Caribou are a critical subsistence resource in northwest Alaska. How close caribou come to villages affects subsistence harvests. Using eight years of GPS data from over 200 collared Western Arctic Herd caribou cows, researchers investigated what factors may influence caribou distribution and use of migratory routes. Caribou were predicted to use areas of shallower snow in winter. During the spring migration, caribou were predicted to travel along routes when the snow tends to melt out earlier or where conditions, such as greater wind, produced harder snow, which is easier to travel on. Forested habitats were avoided both on spring and fall migrations. Caribou were predicted to be closer to the coast during insect relief period probably because of the cooler temperatures and higher winds which reduce insect harassment. Caribou tended to be >20 km away from roads, villages, and other human infrastructure. Commonly used migration routes, including on the east and west side of Kobuk Valley National Park and through Cape Krusenstern National Monument, were also identified. This information could prove useful in conservation planning as a number of developments have been proposed within the herd’s range.

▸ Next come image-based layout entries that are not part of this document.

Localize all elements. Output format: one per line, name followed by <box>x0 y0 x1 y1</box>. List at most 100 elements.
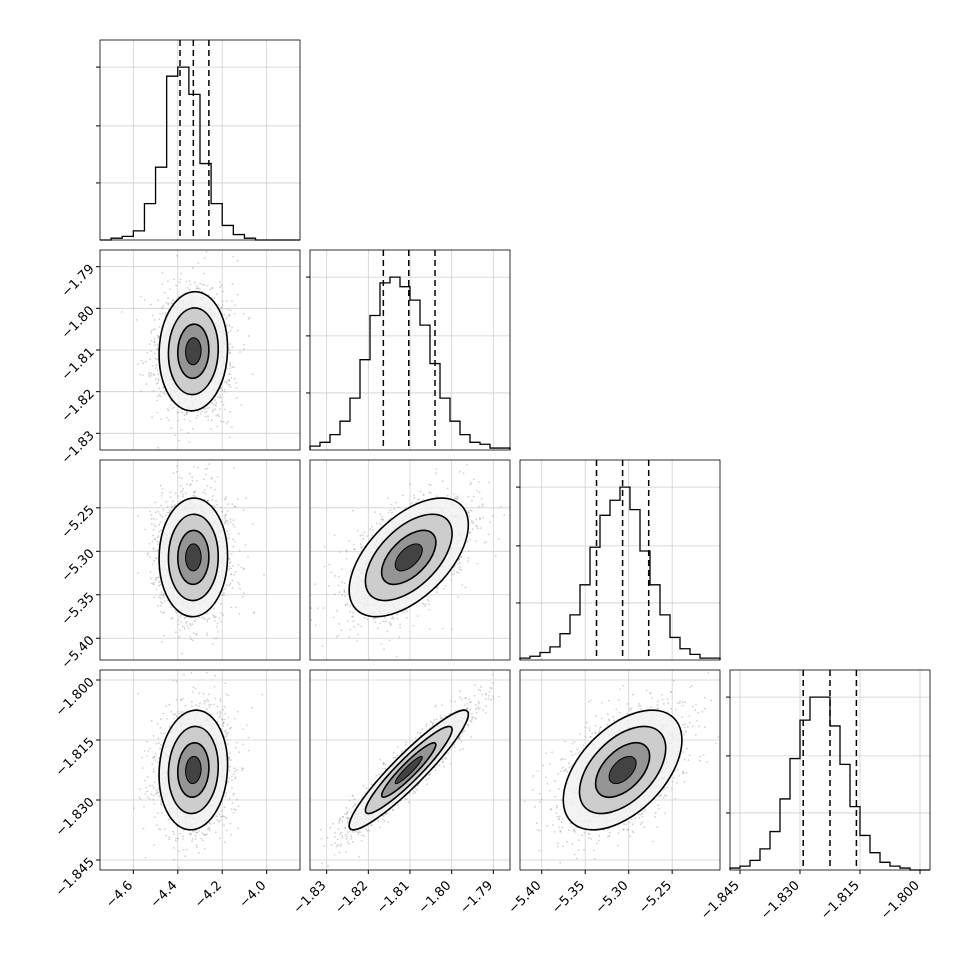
sample-point <box>154 352 156 355</box>
sample-point <box>151 563 154 565</box>
sample-point <box>162 386 165 389</box>
sample-point <box>428 491 431 494</box>
sample-point <box>334 575 336 577</box>
sample-point <box>158 584 161 587</box>
sample-point <box>361 534 364 536</box>
sample-point <box>446 494 449 497</box>
sample-point <box>323 546 326 548</box>
sample-point <box>208 617 211 620</box>
sample-point <box>206 634 209 637</box>
sample-point <box>234 505 236 508</box>
sample-point <box>475 525 478 527</box>
sample-point <box>211 498 214 501</box>
sample-point <box>170 617 173 620</box>
sample-point <box>343 591 346 593</box>
sample-point <box>205 473 208 476</box>
sample-point <box>468 549 470 552</box>
sample-point <box>154 538 157 540</box>
sample-point <box>410 502 413 504</box>
sample-point <box>376 627 379 630</box>
sample-point <box>228 557 231 560</box>
sample-point <box>150 332 153 335</box>
sample-point <box>215 625 218 628</box>
sample-point <box>233 525 236 528</box>
sample-point <box>156 344 159 346</box>
sample-point <box>441 480 444 483</box>
sample-point <box>214 404 217 407</box>
sample-point <box>156 395 159 398</box>
sample-point <box>403 611 406 614</box>
sample-point <box>230 426 233 429</box>
sample-point <box>421 602 424 605</box>
sample-point <box>238 532 240 535</box>
sample-point <box>150 514 153 516</box>
sample-point <box>217 631 220 633</box>
sample-point <box>220 387 223 390</box>
sample-point <box>390 623 392 625</box>
sample-point <box>160 591 163 593</box>
sample-point <box>229 309 232 312</box>
sample-point <box>178 281 181 284</box>
sample-point <box>379 622 381 625</box>
sample-point <box>197 262 200 264</box>
sample-point <box>190 483 192 485</box>
sample-point <box>353 626 355 628</box>
sample-point <box>460 569 463 571</box>
sample-point <box>160 601 163 603</box>
sample-point <box>159 593 162 596</box>
sample-point <box>232 538 235 541</box>
sample-point <box>208 288 211 291</box>
sample-point <box>152 596 155 599</box>
sample-point <box>357 623 360 626</box>
sample-point <box>229 386 232 389</box>
sample-point <box>185 620 188 623</box>
sample-point <box>155 518 158 521</box>
sample-point <box>148 371 151 374</box>
sample-point <box>252 373 254 376</box>
sample-point <box>341 581 343 584</box>
sample-point <box>183 418 186 421</box>
hist-step <box>519 486 721 660</box>
sample-point <box>321 645 324 648</box>
sample-point <box>153 344 156 346</box>
sample-point <box>419 490 422 493</box>
sample-point <box>195 633 198 636</box>
sample-point <box>494 555 497 557</box>
sample-point <box>366 618 369 620</box>
sample-point <box>139 373 142 376</box>
sample-point <box>214 408 217 410</box>
sample-point <box>231 326 234 329</box>
sample-point <box>383 648 385 650</box>
sample-point <box>429 492 432 494</box>
sample-point <box>478 505 481 508</box>
sample-point <box>163 596 166 599</box>
density-contour <box>185 543 202 572</box>
sample-point <box>234 506 237 509</box>
sample-point <box>238 550 241 552</box>
sample-point <box>156 382 159 385</box>
sample-point <box>216 622 219 625</box>
sample-point <box>210 477 213 480</box>
sample-point <box>158 335 160 338</box>
sample-point <box>213 616 215 618</box>
sample-point <box>458 566 461 569</box>
sample-point <box>435 472 437 474</box>
sample-point <box>217 413 219 416</box>
sample-point <box>229 410 231 413</box>
sample-point <box>211 495 214 497</box>
sample-point <box>483 453 485 455</box>
sample-point <box>213 297 216 299</box>
sample-point <box>176 465 178 467</box>
sample-point <box>412 624 415 627</box>
sample-point <box>162 592 165 595</box>
sample-point <box>150 522 153 525</box>
sample-point <box>220 284 223 287</box>
sample-point <box>229 364 232 367</box>
sample-point <box>220 612 222 614</box>
sample-point <box>185 411 188 414</box>
sample-point <box>183 626 186 628</box>
sample-point <box>159 513 161 515</box>
sample-point <box>161 516 164 519</box>
sample-point <box>228 562 231 564</box>
sample-point <box>214 399 217 402</box>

Using seasonal landscape models to predict space use and migratory patterns of an arctic ungulate

Abstract

Background

Caribou in the Western Arctic Herd undertake one of the longest, remaining intact migrations of terrestrial mammals in the world. They are also the most important subsistence resource for many northern rural residents, who rely on the caribou’s migratory movements to bring them near for harvest. Migratory geography has never been static, but subsistence harvesters have reported recent shifts in migration away from areas where they traditionally occurred. The reasons behind these changes are not well-understood, but may be related to rapid climate change and anthropogenic disturbances.

Methods

To predict changes in distribution and shifting migratory areas over the past decade, we used GPS telemetry data from adult females to develop predictive ecological niche models of caribou across northwestern Alaska. We employed the machine-learning algorithm, TreeNet, to analyze interactive, multivariate relationships between telemetry locations and 37 spatial environmental layers and to predict the distributions of caribou during spring, calving season, insect-harassment season, late summer, fall, and winter from 2009 to 2017. Model results were analyzed to identify regions of repeated predicted use, quantify mean longitude, predict land cover selection, and track migratory changes over time.

Results

Distribution models accurately predicted caribou at a spatially-explicit, 500-m scale. Model analyses identified migratory areas that shifted annually across the region, but which predicted 4 main areas of repeated use. Niche models were defined largely by non-linear relationships with coastally-influenced, climatic variables, especially snow-free date, potential evapo-transpiration, growing season length, proximity to sea ice, winter precipitation and fall temperature. Proximity to roads and communities were also important and we predicted caribou to generally occur more than 20–100 km from these features.

Conclusions

Western Arctic Herd caribou were predicted to occur in warmer, snow-free and treeless areas that may provide conditions conducive for efficient travel and foraging. Rapidly changing seasonal climates and coastal influences that determine forage availability, and human impediments that slow or divert movements are related to geographically and phenologically dynamic migration patterns that may periodically shift caribou away from traditional harvest areas. An enhanced understanding of the geographic behavior of caribou over time could inform traditional harvests and help conserve important Western Arctic caribou migratory areas.

Baltensperger, A. P. and K. Joly. 2019. Using seasonal landscape models to predict space use and migratory patterns of an arctic ungulate. Movement Ecology 7 (18). DOI: 10.1186/s40462-019-0162-8.